Qu'est-ce que tout cela signifie pour le brasseur amateur ? C'est surtout un débouché pour l'impulsion expérimentale. Même si plus de recettes de gruit avaient été conservées, elles n'auraient peut-être pas été d'une grande aide : les recettes médiévales étaient glorieusement imprécises. De plus, la force des herbes peut varier considérablement en fonction du moment et de la manière dont elles sont récoltées, de leur âge, de la partie de l'arbre ou de la plante dont elles proviennent, etc. Personnellement, je ne suis pas très intéressé à essayer de recréer des recettes historiques, mais si je brassais en quantité pour une grande fête, j'accorderais probablement un peu plus d'attention à certaines des directives qui ont survécu. Je brasse principalement pour mon propre usage et pour quelques invités et amis, donc le modèle américain typique de lots de 5 gallons en bouteille me convient bien.

Cependant, j'apprécie la commodité de pouvoir obtenir un bourdonnement décent avec un 16 oz. bouteille, et j'aime beaucoup les goûts forts et terreux. Une source locale de miel de fleurs sauvages vraiment bon (et bon marché) m'a aidé à me convaincre de la sagesse d'ajouter une livre ou deux de miel à chaque lot de bière. Le miel a ses propres propriétés antimicrobiennes et ajoute beaucoup non seulement à la teneur en alcool, mais aussi à la qualité et à la durée du buzz. Et les herbes donnent à la cuisine une odeur encore plus merveilleuse que le malt seul.

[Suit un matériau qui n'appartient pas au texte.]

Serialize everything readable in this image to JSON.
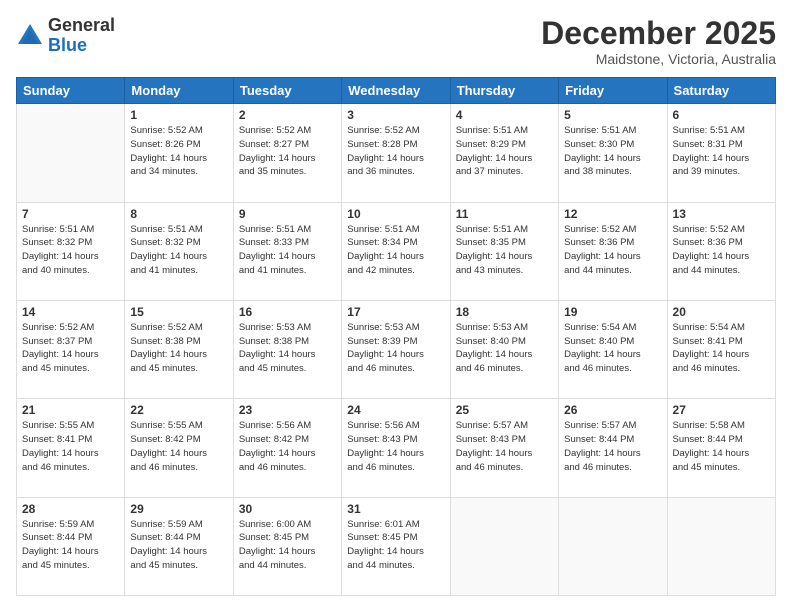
{
  "logo": {
    "general": "General",
    "blue": "Blue"
  },
  "header": {
    "title": "December 2025",
    "subtitle": "Maidstone, Victoria, Australia"
  },
  "weekdays": [
    "Sunday",
    "Monday",
    "Tuesday",
    "Wednesday",
    "Thursday",
    "Friday",
    "Saturday"
  ],
  "weeks": [
    [
      {
        "day": "",
        "info": ""
      },
      {
        "day": "1",
        "info": "Sunrise: 5:52 AM\nSunset: 8:26 PM\nDaylight: 14 hours\nand 34 minutes."
      },
      {
        "day": "2",
        "info": "Sunrise: 5:52 AM\nSunset: 8:27 PM\nDaylight: 14 hours\nand 35 minutes."
      },
      {
        "day": "3",
        "info": "Sunrise: 5:52 AM\nSunset: 8:28 PM\nDaylight: 14 hours\nand 36 minutes."
      },
      {
        "day": "4",
        "info": "Sunrise: 5:51 AM\nSunset: 8:29 PM\nDaylight: 14 hours\nand 37 minutes."
      },
      {
        "day": "5",
        "info": "Sunrise: 5:51 AM\nSunset: 8:30 PM\nDaylight: 14 hours\nand 38 minutes."
      },
      {
        "day": "6",
        "info": "Sunrise: 5:51 AM\nSunset: 8:31 PM\nDaylight: 14 hours\nand 39 minutes."
      }
    ],
    [
      {
        "day": "7",
        "info": "Sunrise: 5:51 AM\nSunset: 8:32 PM\nDaylight: 14 hours\nand 40 minutes."
      },
      {
        "day": "8",
        "info": "Sunrise: 5:51 AM\nSunset: 8:32 PM\nDaylight: 14 hours\nand 41 minutes."
      },
      {
        "day": "9",
        "info": "Sunrise: 5:51 AM\nSunset: 8:33 PM\nDaylight: 14 hours\nand 41 minutes."
      },
      {
        "day": "10",
        "info": "Sunrise: 5:51 AM\nSunset: 8:34 PM\nDaylight: 14 hours\nand 42 minutes."
      },
      {
        "day": "11",
        "info": "Sunrise: 5:51 AM\nSunset: 8:35 PM\nDaylight: 14 hours\nand 43 minutes."
      },
      {
        "day": "12",
        "info": "Sunrise: 5:52 AM\nSunset: 8:36 PM\nDaylight: 14 hours\nand 44 minutes."
      },
      {
        "day": "13",
        "info": "Sunrise: 5:52 AM\nSunset: 8:36 PM\nDaylight: 14 hours\nand 44 minutes."
      }
    ],
    [
      {
        "day": "14",
        "info": "Sunrise: 5:52 AM\nSunset: 8:37 PM\nDaylight: 14 hours\nand 45 minutes."
      },
      {
        "day": "15",
        "info": "Sunrise: 5:52 AM\nSunset: 8:38 PM\nDaylight: 14 hours\nand 45 minutes."
      },
      {
        "day": "16",
        "info": "Sunrise: 5:53 AM\nSunset: 8:38 PM\nDaylight: 14 hours\nand 45 minutes."
      },
      {
        "day": "17",
        "info": "Sunrise: 5:53 AM\nSunset: 8:39 PM\nDaylight: 14 hours\nand 46 minutes."
      },
      {
        "day": "18",
        "info": "Sunrise: 5:53 AM\nSunset: 8:40 PM\nDaylight: 14 hours\nand 46 minutes."
      },
      {
        "day": "19",
        "info": "Sunrise: 5:54 AM\nSunset: 8:40 PM\nDaylight: 14 hours\nand 46 minutes."
      },
      {
        "day": "20",
        "info": "Sunrise: 5:54 AM\nSunset: 8:41 PM\nDaylight: 14 hours\nand 46 minutes."
      }
    ],
    [
      {
        "day": "21",
        "info": "Sunrise: 5:55 AM\nSunset: 8:41 PM\nDaylight: 14 hours\nand 46 minutes."
      },
      {
        "day": "22",
        "info": "Sunrise: 5:55 AM\nSunset: 8:42 PM\nDaylight: 14 hours\nand 46 minutes."
      },
      {
        "day": "23",
        "info": "Sunrise: 5:56 AM\nSunset: 8:42 PM\nDaylight: 14 hours\nand 46 minutes."
      },
      {
        "day": "24",
        "info": "Sunrise: 5:56 AM\nSunset: 8:43 PM\nDaylight: 14 hours\nand 46 minutes."
      },
      {
        "day": "25",
        "info": "Sunrise: 5:57 AM\nSunset: 8:43 PM\nDaylight: 14 hours\nand 46 minutes."
      },
      {
        "day": "26",
        "info": "Sunrise: 5:57 AM\nSunset: 8:44 PM\nDaylight: 14 hours\nand 46 minutes."
      },
      {
        "day": "27",
        "info": "Sunrise: 5:58 AM\nSunset: 8:44 PM\nDaylight: 14 hours\nand 45 minutes."
      }
    ],
    [
      {
        "day": "28",
        "info": "Sunrise: 5:59 AM\nSunset: 8:44 PM\nDaylight: 14 hours\nand 45 minutes."
      },
      {
        "day": "29",
        "info": "Sunrise: 5:59 AM\nSunset: 8:44 PM\nDaylight: 14 hours\nand 45 minutes."
      },
      {
        "day": "30",
        "info": "Sunrise: 6:00 AM\nSunset: 8:45 PM\nDaylight: 14 hours\nand 44 minutes."
      },
      {
        "day": "31",
        "info": "Sunrise: 6:01 AM\nSunset: 8:45 PM\nDaylight: 14 hours\nand 44 minutes."
      },
      {
        "day": "",
        "info": ""
      },
      {
        "day": "",
        "info": ""
      },
      {
        "day": "",
        "info": ""
      }
    ]
  ]
}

J'ai fourni des recettes pour quelques-unes de mes bières les plus réussies, mais les débutants devront toujours obtenir une copie de la bible du brasseur amateur.La nouvelle joie complète du brassage maison, par Charlie Papazian–et préparez quelques bières très basiques pour vous familiariser avec le processus avant de vous diversifier. Un bon didacticiel en ligne est disponible sur le site Web de la coopérative 7 Bridges, http://www.breworganic.com. Et il y a une excellente archive d'articles sur l'homebrewing sur http://brewery.org/brewery/Library.html. Consultez la section “styles” pour plus d'informations sur la chicha, le sahti, la bière de sorgho et bien d'autres infusions étranges. (Pour plus de liens, allez sur ma page de liens.)

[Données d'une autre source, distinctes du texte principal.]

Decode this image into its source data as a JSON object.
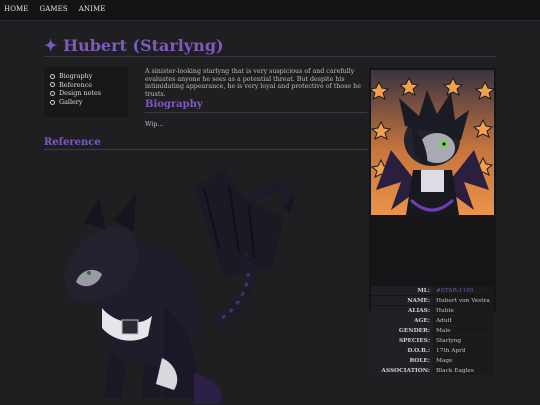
{
  "nav": {
    "items": [
      {
        "label": "HOME"
      },
      {
        "label": "GAMES"
      },
      {
        "label": "ANIME"
      }
    ]
  },
  "page": {
    "title_icon": "✦",
    "title": "Hubert (Starlyng)"
  },
  "toc": {
    "items": [
      {
        "label": "Biography"
      },
      {
        "label": "Reference"
      },
      {
        "label": "Design notes"
      },
      {
        "label": "Gallery"
      }
    ]
  },
  "intro": "A sinister-looking starlyng that is very suspicious of and carefully evaluates anyone he sees as a potential threat. But despite his intimidating appearance, he is very loyal and protective of those he trusts.",
  "sections": {
    "biography": "Biography",
    "biography_text": "Wip...",
    "reference": "Reference"
  },
  "infobox": {
    "rows": [
      {
        "key": "ML:",
        "value": "#STAR-1165",
        "link": true
      },
      {
        "key": "NAME:",
        "value": "Hubert von Vestra"
      },
      {
        "key": "ALIAS:",
        "value": "Hubie"
      },
      {
        "key": "AGE:",
        "value": "Adult"
      },
      {
        "key": "GENDER:",
        "value": "Male"
      },
      {
        "key": "SPECIES:",
        "value": "Starlyng"
      },
      {
        "key": "D.O.B.:",
        "value": "17th April"
      },
      {
        "key": "ROLE:",
        "value": "Mage"
      },
      {
        "key": "ASSOCIATION:",
        "value": "Black Eagles"
      }
    ]
  },
  "colors": {
    "accent": "#7c5bbf",
    "background": "#1f1f22",
    "topbar": "#141416"
  }
}
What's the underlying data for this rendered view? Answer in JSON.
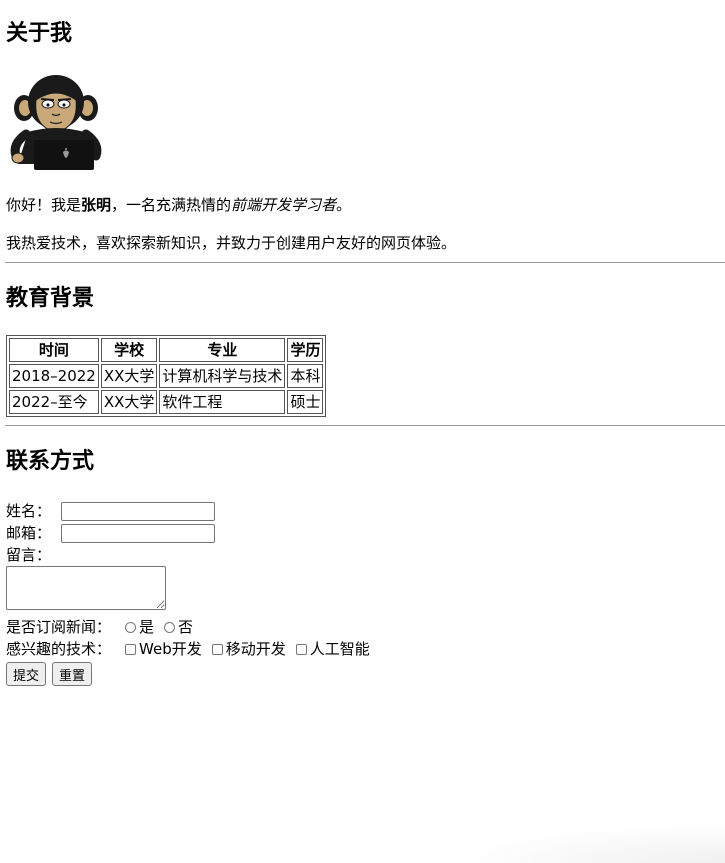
{
  "about": {
    "heading": "关于我",
    "avatar_icon": "monkey-with-laptop-icon",
    "p1_prefix": "你好！我是",
    "p1_name": "张明",
    "p1_middle": "，一名充满热情的",
    "p1_role": "前端开发学习者",
    "p1_suffix": "。",
    "p2": "我热爱技术，喜欢探索新知识，并致力于创建用户友好的网页体验。"
  },
  "education": {
    "heading": "教育背景",
    "headers": [
      "时间",
      "学校",
      "专业",
      "学历"
    ],
    "rows": [
      [
        "2018–2022",
        "XX大学",
        "计算机科学与技术",
        "本科"
      ],
      [
        "2022–至今",
        "XX大学",
        "软件工程",
        "硕士"
      ]
    ]
  },
  "contact": {
    "heading": "联系方式",
    "name_label": "姓名：",
    "name_value": "",
    "email_label": "邮箱：",
    "email_value": "",
    "message_label": "留言：",
    "message_value": "",
    "subscribe_label": "是否订阅新闻：",
    "subscribe_yes": "是",
    "subscribe_no": "否",
    "interest_label": "感兴趣的技术：",
    "interest_options": [
      "Web开发",
      "移动开发",
      "人工智能"
    ],
    "submit": "提交",
    "reset": "重置"
  }
}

Si vous n'avez jamais brassé, il n'y a jamais eu de meilleur moment pour commencer. Avec l'aide d'Internet, vous pouvez localiser des fournitures bon marché et toutes sortes d'ingrédients exotiques qui auraient pu prendre des mois à traquer il y a quelques années à peine. Si vous êtes déjà un brasseur amateur, félicitations. Ce sont des légions de brasseurs amateurs américains qui, au cours des 30 dernières années, ont rendu possible la révolution de la microbrasserie.

Mais la révolution, comme toutes les bonnes fêtes, ne se termine pas en une nuit. Passez à l'étape suivante. Allez gruit !


En résumé

Avant de retourner à Saint-Sébastien et avec les pluies de plus en plus fortes, nous faisons une petite escapade dans les rues médiévales de Getaria. Nous apercevons son port pittoresque avec des bateaux de pêche qui sont depuis longtemps revenus de leurs prises du matin.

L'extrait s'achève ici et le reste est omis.